Azeotropic Distillation can be defined as the process of separating the components of an azeotropic mixture by distillation. In chemistry, it is any of a range of techniques used to break an azeotrope in distillation. An azeotrope is a liquid mixture that has a constant boiling point and whose vapor has the same composition as the liquid. In chemical engineering, azeotropic distillation usually refers to the specific technique of adding another component to generate a new, lower-boiling azeotrope that is heterogeneous (e.g. producing two, immiscible liquid phases), such as the example below with the addition of benzene to water and ethanol. The separation of azeotropic mixtures with help of distillation is an important unit operation in the chemical and pharmaceutical industry.

Azeotropic distillation is a particular type of distillation by which it is possible to separate azeotropes. Azeotropes are mixtures of two or more substances that boil together at a constant temperature.

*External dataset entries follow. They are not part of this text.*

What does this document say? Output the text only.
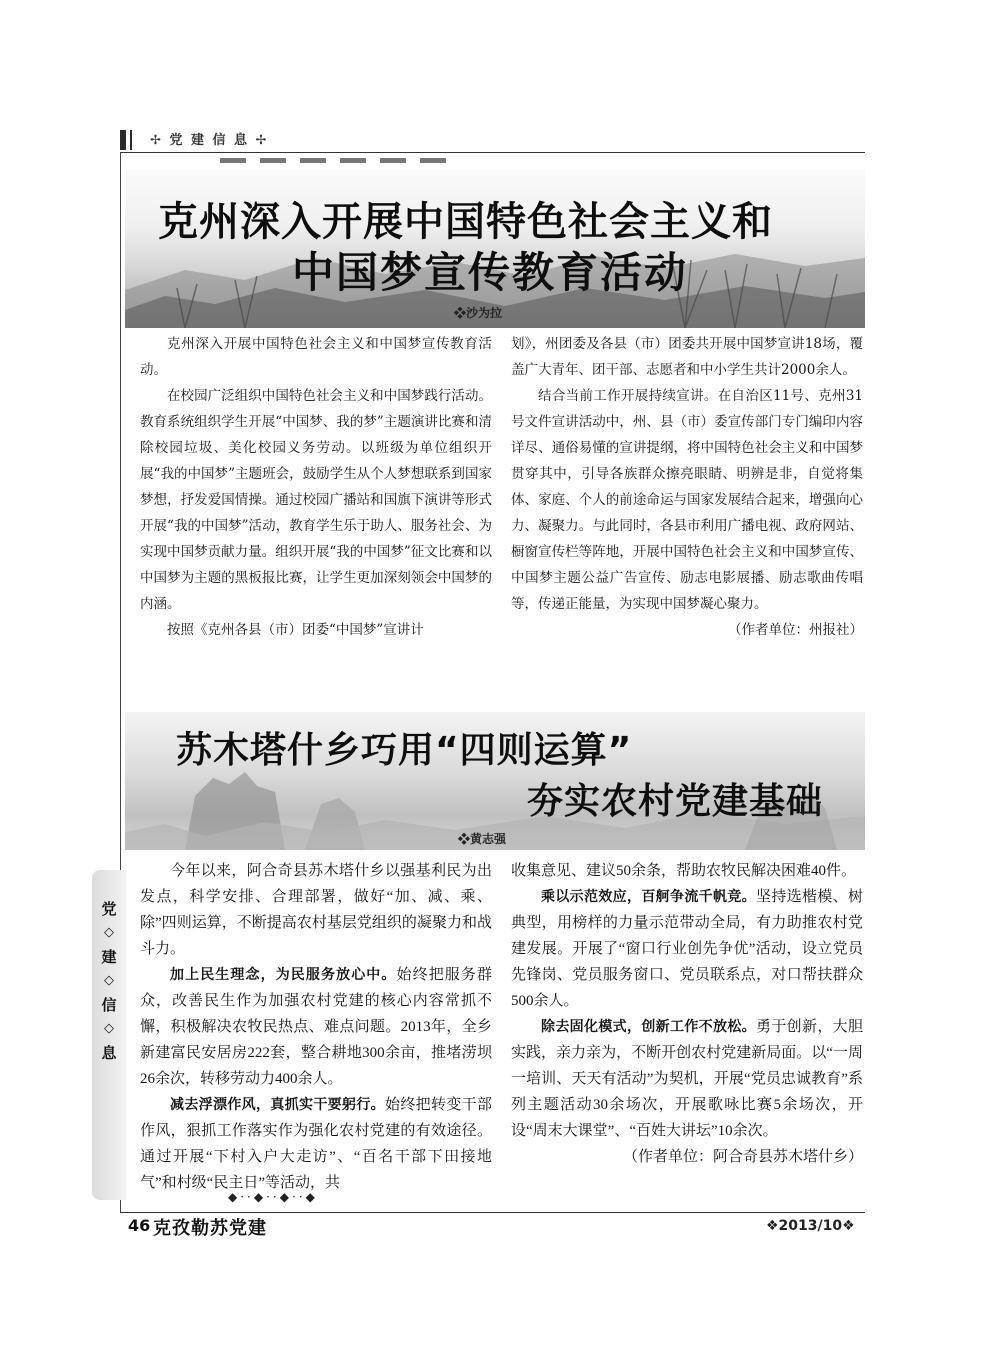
✢ 党 建 信 息 ✢
克州深入开展中国特色社会主义和
中国梦宣传教育活动
❖沙为拉

克州深入开展中国特色社会主义和中国梦宣传教育活动。

在校园广泛组织中国特色社会主义和中国梦践行活动。教育系统组织学生开展“中国梦、我的梦”主题演讲比赛和清除校园垃圾、美化校园义务劳动。以班级为单位组织开展“我的中国梦”主题班会，鼓励学生从个人梦想联系到国家梦想，抒发爱国情操。通过校园广播站和国旗下演讲等形式开展“我的中国梦”活动，教育学生乐于助人、服务社会、为实现中国梦贡献力量。组织开展“我的中国梦”征文比赛和以中国梦为主题的黑板报比赛，让学生更加深刻领会中国梦的内涵。

按照《克州各县（市）团委“中国梦”宣讲计

划》，州团委及各县（市）团委共开展中国梦宣讲18场，覆盖广大青年、团干部、志愿者和中小学生共计2000余人。

结合当前工作开展持续宣讲。在自治区11号、克州31号文件宣讲活动中，州、县（市）委宣传部门专门编印内容详尽、通俗易懂的宣讲提纲，将中国特色社会主义和中国梦贯穿其中，引导各族群众擦亮眼睛、明辨是非，自觉将集体、家庭、个人的前途命运与国家发展结合起来，增强向心力、凝聚力。与此同时，各县市利用广播电视、政府网站、橱窗宣传栏等阵地，开展中国特色社会主义和中国梦宣传、中国梦主题公益广告宣传、励志电影展播、励志歌曲传唱等，传递正能量，为实现中国梦凝心聚力。

（作者单位：州报社）

苏木塔什乡巧用“四则运算”
夯实农村党建基础
❖黄志强

今年以来，阿合奇县苏木塔什乡以强基利民为出发点，科学安排、合理部署，做好“加、减、乘、除”四则运算，不断提高农村基层党组织的凝聚力和战斗力。

加上民生理念，为民服务放心中。始终把服务群众，改善民生作为加强农村党建的核心内容常抓不懈，积极解决农牧民热点、难点问题。2013年，全乡新建富民安居房222套，整合耕地300余亩，推堵涝坝26余次，转移劳动力400余人。

减去浮漂作风，真抓实干要躬行。始终把转变干部作风，狠抓工作落实作为强化农村党建的有效途径。通过开展“下村入户大走访”、“百名干部下田接地气”和村级“民主日”等活动，共

收集意见、建议50余条，帮助农牧民解决困难40件。

乘以示范效应，百舸争流千帆竞。坚持选楷模、树典型，用榜样的力量示范带动全局，有力助推农村党建发展。开展了“窗口行业创先争优”活动，设立党员先锋岗、党员服务窗口、党员联系点，对口帮扶群众500余人。

除去固化模式，创新工作不放松。勇于创新，大胆实践，亲力亲为，不断开创农村党建新局面。以“一周一培训、天天有活动”为契机，开展“党员忠诚教育”系列主题活动30余场次，开展歌咏比赛5余场次，开设“周末大课堂”、“百姓大讲坛”10余次。
（作者单位：阿合奇县苏木塔什乡）

党
◇
建
◇
信
◇
息
◆··◆··◆··◆
46 克孜勒苏党建	❖2013/10❖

Azeotropic distillation is a less applied method due to the disadvantages of high energy investment and capital cost along with health and safety issues while working with carcinogenic (benzene) and flammable (cyclohexane) solvents. This practice of adding an entrainer that forms a separate phase is a specific sub-set of (industrial) azeotropic distillation methods, or a combination thereof. It is a process to break azeotrope where another volatile component, called the entrainer, the solvent, or the mass separating agent (MSA), is added to form a new lower-boiling azeotrope that is heterogeneous. In some senses, adding an entrainer is similar to extractive distillation.

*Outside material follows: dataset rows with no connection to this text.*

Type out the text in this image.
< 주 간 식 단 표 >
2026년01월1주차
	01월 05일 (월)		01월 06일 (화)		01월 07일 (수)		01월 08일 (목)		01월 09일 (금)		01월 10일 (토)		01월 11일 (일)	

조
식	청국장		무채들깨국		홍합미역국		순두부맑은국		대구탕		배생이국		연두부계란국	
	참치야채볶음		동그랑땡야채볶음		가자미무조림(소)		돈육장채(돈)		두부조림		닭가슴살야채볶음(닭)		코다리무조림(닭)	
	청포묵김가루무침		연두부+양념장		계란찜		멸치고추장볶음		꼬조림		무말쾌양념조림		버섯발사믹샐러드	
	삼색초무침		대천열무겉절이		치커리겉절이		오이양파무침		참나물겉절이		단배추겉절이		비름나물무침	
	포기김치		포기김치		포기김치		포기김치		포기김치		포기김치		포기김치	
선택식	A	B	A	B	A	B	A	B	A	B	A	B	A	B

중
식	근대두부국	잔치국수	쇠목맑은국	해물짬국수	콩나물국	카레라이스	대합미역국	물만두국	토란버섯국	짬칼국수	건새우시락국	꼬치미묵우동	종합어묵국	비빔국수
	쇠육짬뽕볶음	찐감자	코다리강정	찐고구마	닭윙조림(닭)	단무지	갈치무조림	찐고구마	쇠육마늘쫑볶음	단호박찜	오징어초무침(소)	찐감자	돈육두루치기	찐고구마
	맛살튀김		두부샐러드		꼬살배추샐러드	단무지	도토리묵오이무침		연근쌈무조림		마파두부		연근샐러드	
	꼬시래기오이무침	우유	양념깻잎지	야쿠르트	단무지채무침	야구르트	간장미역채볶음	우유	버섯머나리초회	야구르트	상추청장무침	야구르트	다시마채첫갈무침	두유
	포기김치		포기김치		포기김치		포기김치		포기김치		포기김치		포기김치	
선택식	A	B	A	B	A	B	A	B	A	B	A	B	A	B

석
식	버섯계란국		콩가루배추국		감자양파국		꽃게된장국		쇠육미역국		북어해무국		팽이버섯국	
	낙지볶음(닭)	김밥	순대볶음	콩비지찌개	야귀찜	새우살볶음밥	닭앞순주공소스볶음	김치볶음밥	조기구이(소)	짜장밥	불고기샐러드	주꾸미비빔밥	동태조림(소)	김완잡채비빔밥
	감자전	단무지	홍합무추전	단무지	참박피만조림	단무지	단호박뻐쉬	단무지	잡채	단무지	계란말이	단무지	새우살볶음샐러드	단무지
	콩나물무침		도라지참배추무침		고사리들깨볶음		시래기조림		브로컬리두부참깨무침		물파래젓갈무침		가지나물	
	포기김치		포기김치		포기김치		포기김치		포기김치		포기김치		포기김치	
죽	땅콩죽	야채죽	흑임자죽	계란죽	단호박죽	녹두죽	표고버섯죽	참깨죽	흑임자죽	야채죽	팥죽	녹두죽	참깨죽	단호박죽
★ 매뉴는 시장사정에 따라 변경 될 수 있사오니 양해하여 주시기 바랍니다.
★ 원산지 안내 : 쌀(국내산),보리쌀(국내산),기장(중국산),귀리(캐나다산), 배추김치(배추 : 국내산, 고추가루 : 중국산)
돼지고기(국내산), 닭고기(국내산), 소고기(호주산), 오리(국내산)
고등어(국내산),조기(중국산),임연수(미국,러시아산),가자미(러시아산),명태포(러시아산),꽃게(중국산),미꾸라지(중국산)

Therefore, azeotropic distillation is a specialized type of distillation that involves the use of specific techniques to break the azeotropes. Water and ethanol are known to form an azeotropic mixture. This mixture can be separated via the process of azeotropic distillation. Most commonly this is done by adding foreign material into the azeotropic mixture. Often Pressure swing technique is used and also sometimes reactive distillation is used in order to separate an azeotrope.

Breaking an azeotrope

For low boiling azeotropes, the volatile component cannot be fully purified by distillation. The most common method of breaking an azeotrope involves the addition of a material separation agent that has the ability to change the molecular interactions between the components of the azeotrope. To obtain the pure material one must “break the azeotrope”, which involves a separation method that does not rely on distillation. In order to achieve this, material separation agents such as benzene, hexane, cyclohexane, pentane, diethyl ether, and acetone are commonly used.

A common approach involves the use of molecular sieves. In modern practices, the ethanol-water azeotrope is usually broken with the help of toluene. Treatment of 96% ethanol with molecular sieves gives the anhydrous alcohol, the sieves having adsorbed water from the mixture. Other suitable options for the dehydration of a mixture of water and ethanol include cyclohexane, isooctane, and even heptane. The sieves can be subsequently regenerated by dehydration using a vacuum oven.